Après cette première étude de grande envergure, menée dans le cadre du programme CLIOTOP (Climate impact on top predators), les scientifiques souhaitent élargir davantage leur base de données dans les océans Atlantique et Indien mais aussi au niveau temporel. L’enjeu est de mesurer à plus grande échelle les impacts de tels processus sur l’état des océans mais aussi leurs conséquences éventuelles sur la santé humaine.

La biologie au service de la modélisation climatique

« Nous avons besoin de ce type de données pour valider nos modèles d’écosystèmes et élaborer des prévisions climatiques fiables pour la chaine trophique, indique Christophe Menkès, physicien climatologue dans l'UMR ENTROPIE et co-auteur de l’étude. En effet, nous connaissons plutôt bien les modifications physiques de l’océan liées au changement climatique, ce qui permet une certaine confiance dans les estimations futures.

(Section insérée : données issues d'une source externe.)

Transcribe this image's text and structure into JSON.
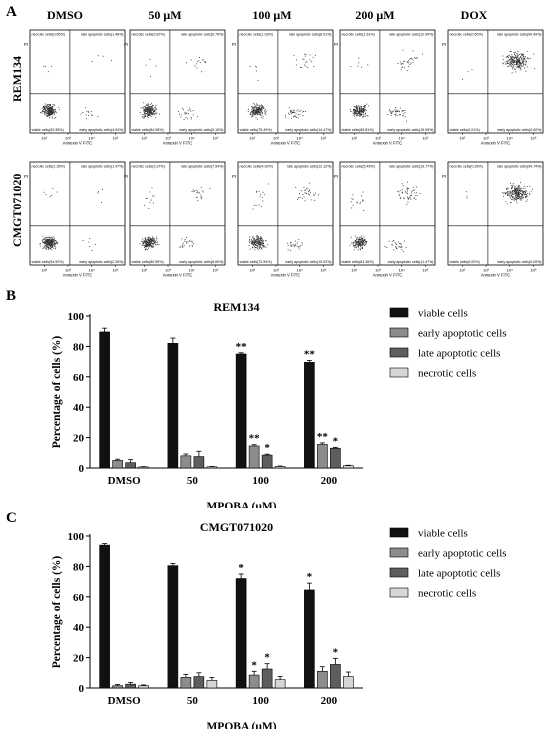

Cependant, la modélisation de leurs conséquences sur la chaine trophique est moins avancée car les données biologiques de validation sont rares et limitées dans l’espace et le temps. » Les climatologues conçoivent en effet des projections grâce aux modèles « du système terre » élaborés à partir des connaissances théoriques et des études empiriques qu’ils complètent par ce type d’observations biologiques. Ces mesures doivent être cependant réalisées sur le long terme : « L’évolution que nous avons établie sur une quinzaine d’années peut provenir d’une variabilité naturelle. Si nous pouvions montrer qu’elle perdure sur une trentaine d’années, nous pourrions alors affirmer - et pas seulement suggérer - qu’elle est liée au changement climatique », estime Christophe Menkès.